LISTEN: Coldcut Return

Coldcut return with Roots Manuva in tow; listen below. Photo courtesy of Hayley Louisa Brown

Ninja Tune founders Coldcut are back and above you can listen to the exclusive premiere of their new single, featuring Roots Manuva.

As Matt Black and Jon More are releasing their first new material since 2006’s Sound Mirrors, tQ caught up with the pair to talk new music, cultural politics and what they’ve been up to lately.

Coldcut have been DJing and producing since the late 1980s. They first gained prominence with Solid Steel, a radio show they hosted on the pirate radio station Kiss FM and through the release of early sample-only singles like ‘Beats + Pieces’ on the duo’s own Ahead Of Our Time label. For the release of their forthcoming material, they have now decided to give their original label a relaunch.

From early on in their career, Coldcut aimed to combine hip hop’s turntable aesthetic with numerous different strands of music. By scratching and sampling their way through media history, they turned cultural ideals of authorship and authenticity on their heads. Generally speaking, they are believed to be one of the earliest UK groups to release purely sample-based music while being forebears of what would become trip hop. Coldcut’s radical approach to sound is epitomised by their groundbreaking 1995 mix album 70 Minutes of Madness that blends breakbeats, hip hop, techno and spoken word samples and is widely held to be one of the defining recordings of its type.

With the founding of Ninja Tune in 1990, Coldcut also started to focus on releasing other people’s material and have published albums by the likes of Amon Tobin, Bonobo and Machinedrum, while Ninja Tune’s subsidiaries, Actress’ Werkdiscs and Flying Lotus’ Brainfeeder labels, have also released a selection of excellent music from some of electronic music’s finest names. With its releases Ninja Tune has helped define the history and presence of modern electronic dance music, located somewhere in between the three vertexes of hip hop, the avantgarde and techno. For ‘Only Heaven’, Black and More teamed up with Ninja Tune lyricist Roots Manuva, Brainfeeder’s Thundercat on bass and Major Lazer’s Switch. Of the recording sessions, More says, “we all got together in this wonderful studio called the Woodshed in Malibu. We wanted to create a productive environment – Lots of friends and Ninja family passing through.”

Defining the whole relaunch project as “a natural progression, a bit of heritage branding, a nod to our roots and subculture,” More goes on to highlight Coldcut’s holistic approach, with “hope, hate, struggle, rubbish, messy humans, sadness, redemption and love, all the usual stuff” flowing into their newest efforts in equal measure. But then again, Coldcut being true to themselves, as mavericks, pranksters, cut-up artists – all in one, More holds that, “the theme is… TBC.”

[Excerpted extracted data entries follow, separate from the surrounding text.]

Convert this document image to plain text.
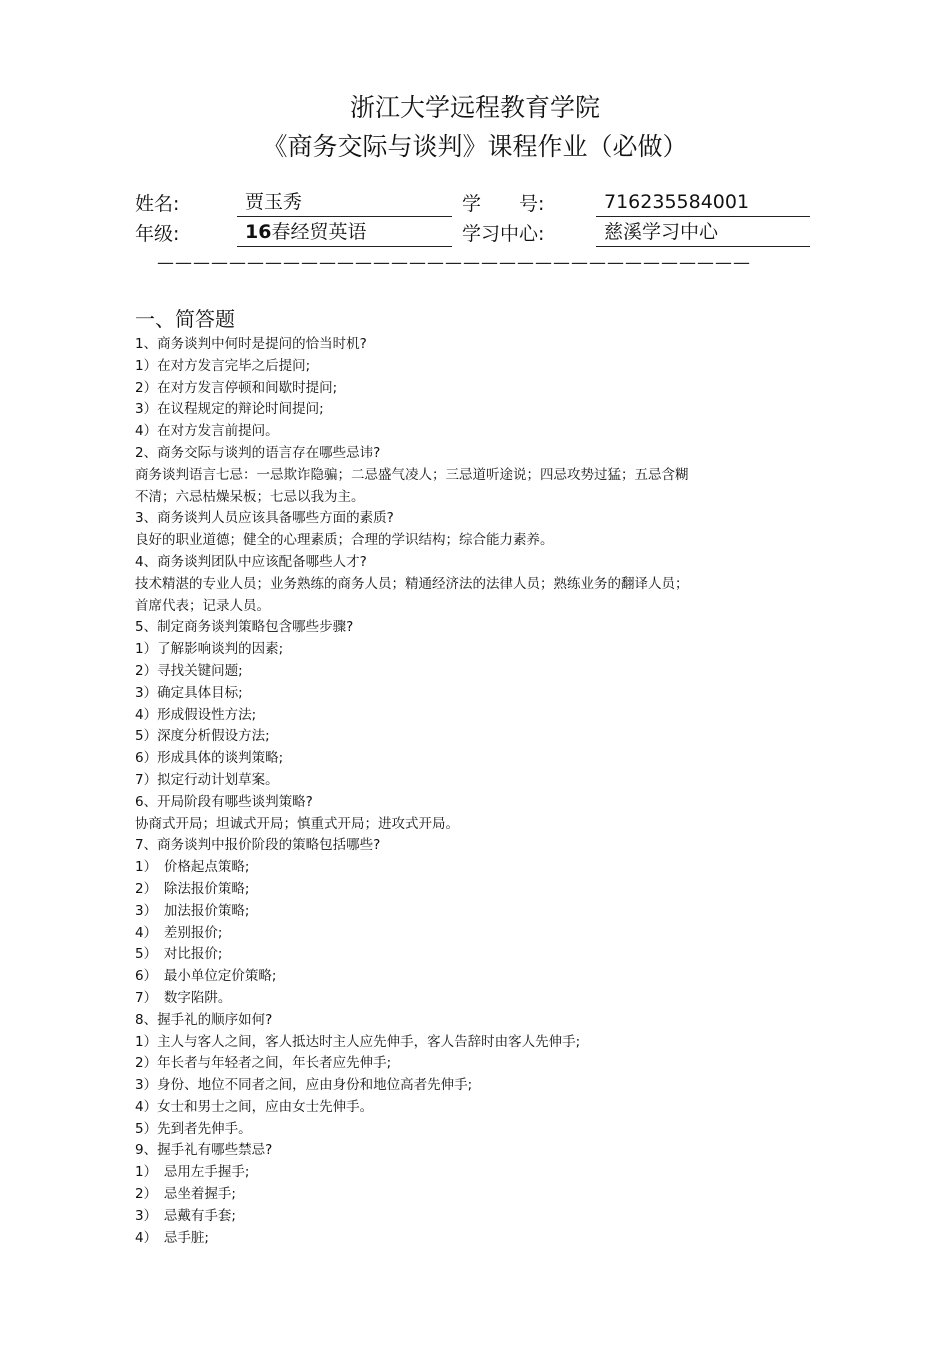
浙江大学远程教育学院
《商务交际与谈判》课程作业（必做）
姓名:	贾玉秀	学　　号:	716235584001
年级:	16春经贸英语	学习中心:	慈溪学习中心
—————————————————————————————————
一、简答题
1、商务谈判中何时是提问的恰当时机?
1）在对方发言完毕之后提问;
2）在对方发言停顿和间歇时提问;
3）在议程规定的辩论时间提问;
4）在对方发言前提问。
2、商务交际与谈判的语言存在哪些忌讳?
商务谈判语言七忌：一忌欺诈隐骗；二忌盛气凌人；三忌道听途说；四忌攻势过猛；五忌含糊
不清；六忌枯燥呆板；七忌以我为主。
3、商务谈判人员应该具备哪些方面的素质?
良好的职业道德；健全的心理素质；合理的学识结构；综合能力素养。
4、商务谈判团队中应该配备哪些人才?
技术精湛的专业人员；业务熟练的商务人员；精通经济法的法律人员；熟练业务的翻译人员；
首席代表；记录人员。
5、制定商务谈判策略包含哪些步骤?
1）了解影响谈判的因素;
2）寻找关键问题;
3）确定具体目标;
4）形成假设性方法;
5）深度分析假设方法;
6）形成具体的谈判策略;
7）拟定行动计划草案。
6、开局阶段有哪些谈判策略?
协商式开局；坦诚式开局；慎重式开局；进攻式开局。
7、商务谈判中报价阶段的策略包括哪些?
1）　价格起点策略;
2）　除法报价策略;
3）　加法报价策略;
4）　差别报价;
5）　对比报价;
6）　最小单位定价策略;
7）　数字陷阱。
8、握手礼的顺序如何?
1）主人与客人之间，客人抵达时主人应先伸手，客人告辞时由客人先伸手;
2）年长者与年轻者之间，年长者应先伸手;
3）身份、地位不同者之间，应由身份和地位高者先伸手;
4）女士和男士之间，应由女士先伸手。
5）先到者先伸手。
9、握手礼有哪些禁忌?
1）　忌用左手握手;
2）　忌坐着握手;
3）　忌戴有手套;
4）　忌手脏;
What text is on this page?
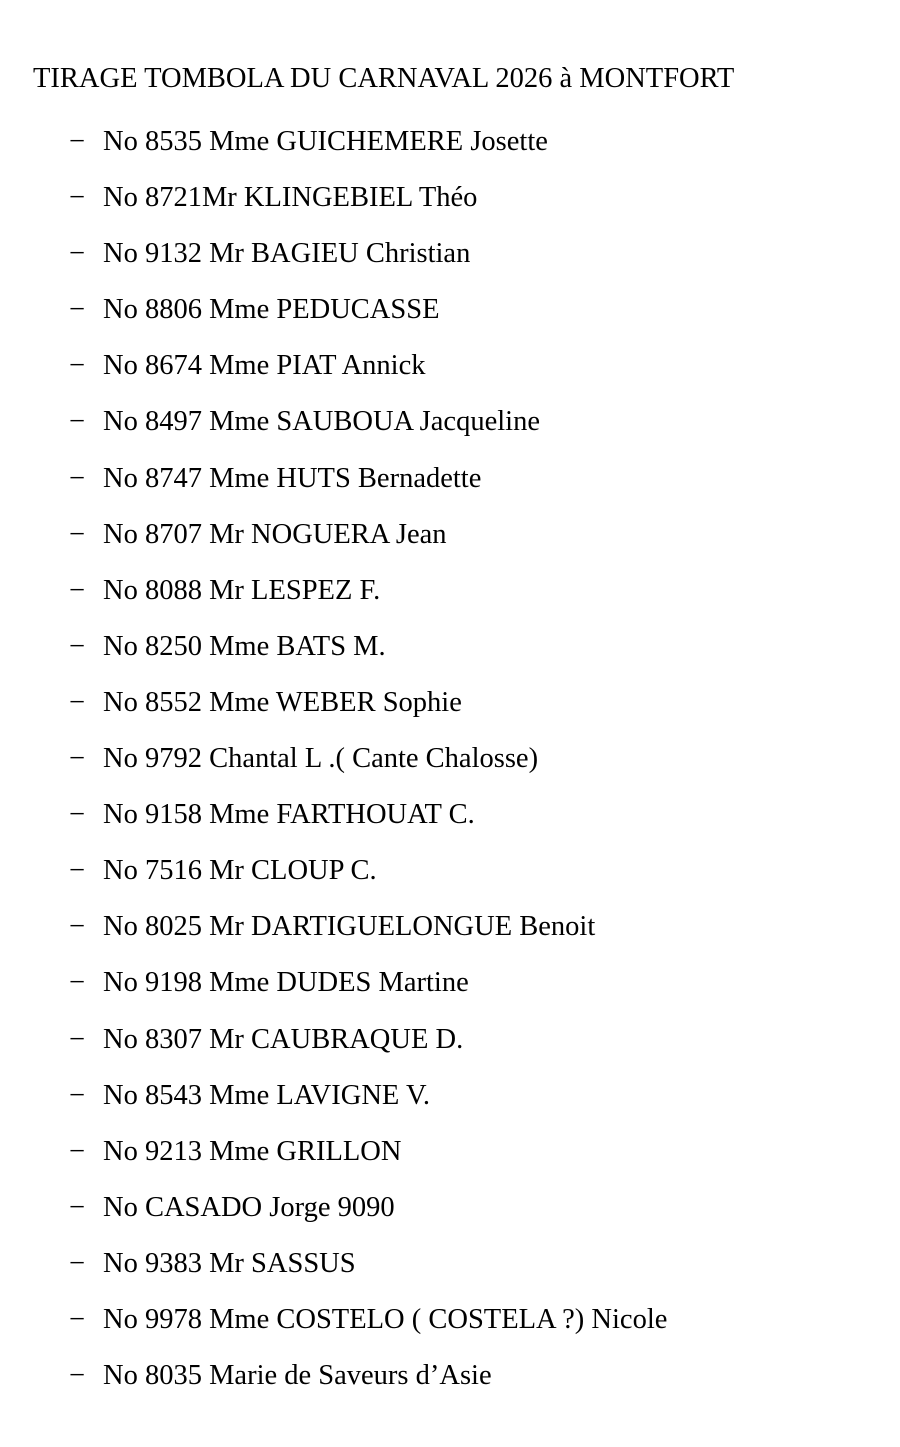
TIRAGE TOMBOLA DU CARNAVAL 2026 à MONTFORT
− No 8535 Mme GUICHEMERE Josette
− No 8721Mr KLINGEBIEL Théo
− No 9132 Mr BAGIEU Christian
− No 8806 Mme PEDUCASSE
− No 8674 Mme PIAT Annick
− No 8497 Mme SAUBOUA Jacqueline
− No 8747 Mme HUTS Bernadette
− No 8707 Mr NOGUERA Jean
− No 8088 Mr LESPEZ F.
− No 8250 Mme BATS M.
− No 8552 Mme WEBER Sophie
− No 9792 Chantal L .( Cante Chalosse)
− No 9158 Mme FARTHOUAT C.
− No 7516 Mr CLOUP C.
− No 8025 Mr DARTIGUELONGUE Benoit
− No 9198 Mme DUDES Martine
− No 8307 Mr CAUBRAQUE D.
− No 8543 Mme LAVIGNE V.
− No 9213 Mme GRILLON
− No CASADO Jorge 9090
− No 9383 Mr SASSUS
− No 9978 Mme COSTELO ( COSTELA ?) Nicole
− No 8035 Marie de Saveurs d’Asie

A central aspect of Coldcut’s art since the beginning has been politics. From their pirate radio origins to their highly regarded label work, the duo have framed themselves in terms of a resistance to the ever-expanding machinery of commercialisation and commodification. As parts of a subcultural underground they see themselves firmly in the tradition of larger counter-hegemonial cultural struggles, finding an apt description of how they view their own work in the neologism of “dissentertainment.” Naturally, they are quite vocal in their criticism of art’s place and price in our capitalist economy.

All this is more than a mere backdrop to the musical output, more than just another styled tangent. Coldcut envision themselves as activists and like to frame all of their work within larger cultural debates. In fact, they are part of a project with RCA students to re-imagine cultural activism: “We asked the students how art can challenge this out of control capitalist system we’ve created where psychopaths seem to dominate the world,” Black explains,” Banksy is great but what is the next step?” They hope to expand the work on this in the future.

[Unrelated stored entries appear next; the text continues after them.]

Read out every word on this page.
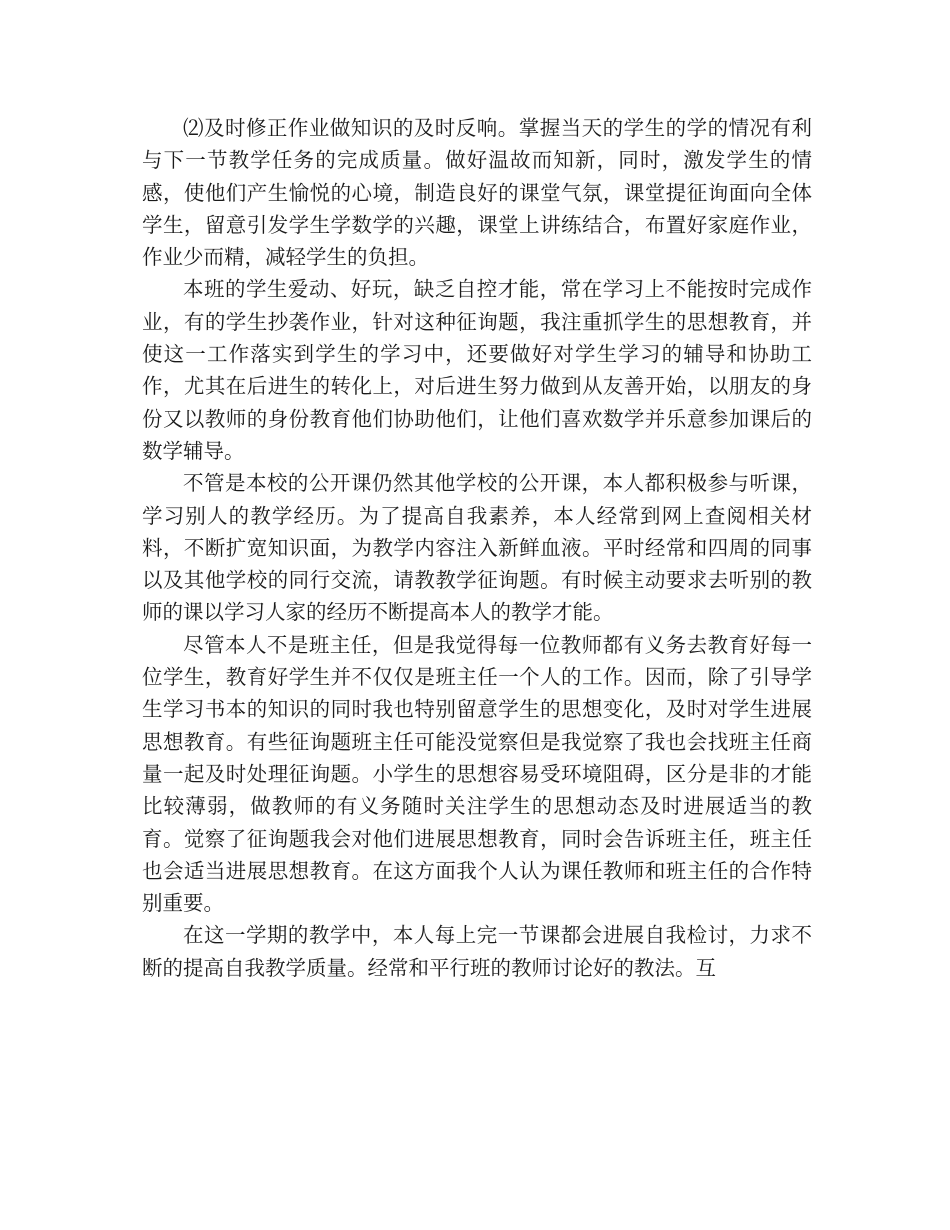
⑵及时修正作业做知识的及时反响。掌握当天的学生的学的情况有利与下一节教学任务的完成质量。做好温故而知新，同时，激发学生的情感，使他们产生愉悦的心境，制造良好的课堂气氛，课堂提征询面向全体学生，留意引发学生学数学的兴趣，课堂上讲练结合，布置好家庭作业，作业少而精，减轻学生的负担。

本班的学生爱动、好玩，缺乏自控才能，常在学习上不能按时完成作业，有的学生抄袭作业，针对这种征询题，我注重抓学生的思想教育，并使这一工作落实到学生的学习中，还要做好对学生学习的辅导和协助工作，尤其在后进生的转化上，对后进生努力做到从友善开始，以朋友的身份又以教师的身份教育他们协助他们，让他们喜欢数学并乐意参加课后的数学辅导。

不管是本校的公开课仍然其他学校的公开课，本人都积极参与听课，学习别人的教学经历。为了提高自我素养，本人经常到网上查阅相关材料，不断扩宽知识面，为教学内容注入新鲜血液。平时经常和四周的同事以及其他学校的同行交流，请教教学征询题。有时候主动要求去听别的教师的课以学习人家的经历不断提高本人的教学才能。

尽管本人不是班主任，但是我觉得每一位教师都有义务去教育好每一位学生，教育好学生并不仅仅是班主任一个人的工作。因而，除了引导学生学习书本的知识的同时我也特别留意学生的思想变化，及时对学生进展思想教育。有些征询题班主任可能没觉察但是我觉察了我也会找班主任商量一起及时处理征询题。小学生的思想容易受环境阻碍，区分是非的才能比较薄弱，做教师的有义务随时关注学生的思想动态及时进展适当的教育。觉察了征询题我会对他们进展思想教育，同时会告诉班主任，班主任也会适当进展思想教育。在这方面我个人认为课任教师和班主任的合作特别重要。

在这一学期的教学中，本人每上完一节课都会进展自我检讨，力求不断的提高自我教学质量。经常和平行班的教师讨论好的教法。互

For their newest project, Coldcut have also collaborated with the visual artist Kim Rugg, an RCA alumnus, who will deliver the artwork. Black continues, “We found Kim Rugg’s work interesting as a kind of text/image cut-up analog to what we do with sound. She’s also working in a space between abstract and figurative, using cutup to table sociopolitical questions.”

Coldcut are once again taking on the game directly, with all the musical and rhetorical weaponry available: “Just comin’ to entice things / with raw brute force / drawin’ from the infinite,” Roots Manuva spits on ‘Only Heaven’, which combines sadness and failure with an enticing belief in the possibility of utopia.